Of course it continues to only beg the question: Math gifted Asian adults immigrating to the US for high paying jobs in industry (brain drain) having math savvy kids and perpetuating self fufilling stereotypes or how culture and/or bias informs the educational process?

My experience (albeit limited to two years teaching math). Is this: Chinese, Vietnamese, and Japanese-American families emphasize discipline and respect for learning. So, my asian students always had their homework done on time and were prepared for class…unlikeother ethnic groups who were out shooting baskets and having fun after school. The fact is, if you don’t do your homework, you will not do well in math…simple isn’t it!

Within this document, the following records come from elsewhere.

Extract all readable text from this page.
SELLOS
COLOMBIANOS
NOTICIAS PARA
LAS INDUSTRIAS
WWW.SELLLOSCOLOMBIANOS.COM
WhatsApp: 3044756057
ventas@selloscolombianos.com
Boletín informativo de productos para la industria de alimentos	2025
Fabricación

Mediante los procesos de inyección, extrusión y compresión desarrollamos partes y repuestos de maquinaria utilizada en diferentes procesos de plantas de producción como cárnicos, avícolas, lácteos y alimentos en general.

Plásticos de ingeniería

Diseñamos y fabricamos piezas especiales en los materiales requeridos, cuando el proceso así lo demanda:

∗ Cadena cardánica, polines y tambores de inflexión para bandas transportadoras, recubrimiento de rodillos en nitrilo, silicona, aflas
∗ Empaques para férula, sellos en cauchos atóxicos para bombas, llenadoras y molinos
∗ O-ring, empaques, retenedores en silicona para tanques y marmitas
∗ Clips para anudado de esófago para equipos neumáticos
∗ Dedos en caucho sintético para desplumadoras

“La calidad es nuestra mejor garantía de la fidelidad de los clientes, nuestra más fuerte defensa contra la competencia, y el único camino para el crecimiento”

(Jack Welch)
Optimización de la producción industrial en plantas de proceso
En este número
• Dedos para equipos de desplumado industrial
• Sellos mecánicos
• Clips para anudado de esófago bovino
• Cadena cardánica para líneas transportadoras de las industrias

Here’s my ironic personal anecdote: my wife is Asian. I am ABH (:)). I don’t look particularly “ethnic”. Once people meet my wife, and sometimes without, they are assumed to be Asian. So they will probably get counted as Asian in these statistics someday. But I had much better Math SATs (perfect with adjustment, I think 780 without) than her. Whose “genes” should get the credit? Whose will get the credit? Hers, of course. Of course, if they do well it will be because we’ve always pushed them to work hard in school, generally give them our own homework when the teachers don’t assign any, do math problems when we’re out for a drive, etc.